In a
flurry of leaks, advance excerpts and reviews, Robert Gates has put the
President and his White House on the kind of political griddle he professes to
abhor.
In
his book, Gates says he “bristled at what's become of congressional hearings,
where rude, insulting, belittling, bullying and all too often highly personal
attacks on witnesses by members of Congress violated nearly every norm of civil
behavior. Members postured and acted as judge, jury and executioner...in a
permanent state of outrage or suffered from some sort of mental duress that
warranted confinement or at least treatment for anger management.
“I
continue to worry about the incessant scorched-earth battling between Congress
and the president (which I saw under both Bush and Obama) but even more about
the weakening of the moderate center in Congress.”
No
one will argue with that, but in view of excerpts from Gates’ memoir, questions
arise about his own anger management, not only over Congress but White House
colleagues like Vice-President Joe Biden, “a man of integrity,” who “has been
wrong on nearly every major foreign policy and national security issue over the
past four decades.”
Say
what?

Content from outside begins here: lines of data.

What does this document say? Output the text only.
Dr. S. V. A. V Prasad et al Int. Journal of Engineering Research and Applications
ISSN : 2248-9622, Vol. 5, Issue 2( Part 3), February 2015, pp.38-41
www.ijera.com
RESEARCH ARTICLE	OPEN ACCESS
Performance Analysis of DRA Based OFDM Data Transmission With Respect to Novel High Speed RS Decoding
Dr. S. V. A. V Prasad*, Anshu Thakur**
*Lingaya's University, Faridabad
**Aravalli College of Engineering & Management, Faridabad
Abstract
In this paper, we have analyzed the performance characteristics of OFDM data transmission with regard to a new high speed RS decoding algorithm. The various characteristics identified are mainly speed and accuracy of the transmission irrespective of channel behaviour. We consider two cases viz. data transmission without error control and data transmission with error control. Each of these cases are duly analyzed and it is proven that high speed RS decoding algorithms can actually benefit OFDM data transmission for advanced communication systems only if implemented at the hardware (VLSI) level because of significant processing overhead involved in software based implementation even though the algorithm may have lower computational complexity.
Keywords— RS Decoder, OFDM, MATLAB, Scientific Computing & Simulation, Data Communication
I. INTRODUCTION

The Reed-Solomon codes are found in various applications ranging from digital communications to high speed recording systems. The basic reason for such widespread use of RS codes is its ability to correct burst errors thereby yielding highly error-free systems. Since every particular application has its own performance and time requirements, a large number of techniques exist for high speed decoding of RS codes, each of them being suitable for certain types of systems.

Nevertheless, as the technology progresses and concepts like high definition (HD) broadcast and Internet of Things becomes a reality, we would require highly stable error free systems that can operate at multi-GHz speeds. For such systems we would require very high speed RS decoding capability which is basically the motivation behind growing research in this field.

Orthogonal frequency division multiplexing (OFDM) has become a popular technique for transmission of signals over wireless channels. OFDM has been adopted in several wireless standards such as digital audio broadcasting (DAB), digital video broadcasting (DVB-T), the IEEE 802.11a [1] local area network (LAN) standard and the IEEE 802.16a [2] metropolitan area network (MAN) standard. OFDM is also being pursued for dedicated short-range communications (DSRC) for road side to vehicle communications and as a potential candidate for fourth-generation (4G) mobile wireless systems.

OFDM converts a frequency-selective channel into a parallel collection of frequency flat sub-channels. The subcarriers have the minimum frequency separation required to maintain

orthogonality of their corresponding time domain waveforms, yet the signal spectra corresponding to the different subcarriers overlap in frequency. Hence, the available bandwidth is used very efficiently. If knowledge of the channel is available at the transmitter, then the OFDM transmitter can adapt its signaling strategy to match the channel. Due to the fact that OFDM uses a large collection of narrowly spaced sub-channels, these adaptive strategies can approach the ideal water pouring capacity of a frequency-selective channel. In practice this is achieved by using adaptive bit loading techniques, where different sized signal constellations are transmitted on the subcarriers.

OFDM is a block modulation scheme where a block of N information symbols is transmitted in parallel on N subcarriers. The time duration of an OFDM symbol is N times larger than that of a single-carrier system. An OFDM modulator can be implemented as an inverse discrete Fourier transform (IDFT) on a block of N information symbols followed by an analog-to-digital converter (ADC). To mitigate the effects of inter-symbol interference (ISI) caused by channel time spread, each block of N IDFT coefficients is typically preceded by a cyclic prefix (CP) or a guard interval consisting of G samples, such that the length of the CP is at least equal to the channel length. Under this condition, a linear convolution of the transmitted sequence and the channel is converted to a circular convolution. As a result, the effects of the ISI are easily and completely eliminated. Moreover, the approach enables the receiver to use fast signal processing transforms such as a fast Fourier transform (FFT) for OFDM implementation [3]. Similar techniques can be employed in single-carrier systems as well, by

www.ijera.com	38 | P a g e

Is this the same Biden who, as a Senator, appeared regularly on Sunday
talk shows, to criticize and question the misbegotten war in Iraq that Gates
was helping the Bush Administration to conduct?
The
political flood of finger-pointing that he has unleashed will go on for a while
but, in a back-handed way, Gates may have done a service for those who question
the sanity of our continuing investment of so much blood and treasure in the
Middle East by bringing the issue front and center.
The
propriety of his doing it now is another issue entirely. For a man who entitles
the book “Duty,” his timing raises questions that infuriated John F. Kennedy
when he was in the White House.
In
1962 when former speech writer Emmet Hughes wrote a tell-all about his Eisenhower
days, Kennedy was appalled. According to Ted Sorensen, Kennedy thought Hughes
"had betrayed the trust of Republican officials by quoting their private
conversations against them" and told his White House staff, "I hope
no one around here is writing that kind of book."
No
one did. Both Sorensen and Schlesinger wrote doorstop volumes about JFK’s White
House tenure without a hint of gossip. Loyalty did not stop at his death.
We
live in a different world now, but reading Gates’ unbuttoned book, it would be
wise to remember that it is the work of a man who, although he says he “silently
wept” at night for troops in Afghanistan, served all his “Duty” as a Washington
spook, not in combat.
Whatever
else he says about Obama’s White House, the people Gates is excoriating in his
untimely memoir had actually been trying to stop their bleeding while he was still micro-managing
it at the CIA and in the White House.
The book by Mr. Gates has worse timing than the book by Emmet Hughes. Gates' memoir came out while his president was still in office; while Hughes' "The Ordeal of Power" came out well after Ike left office.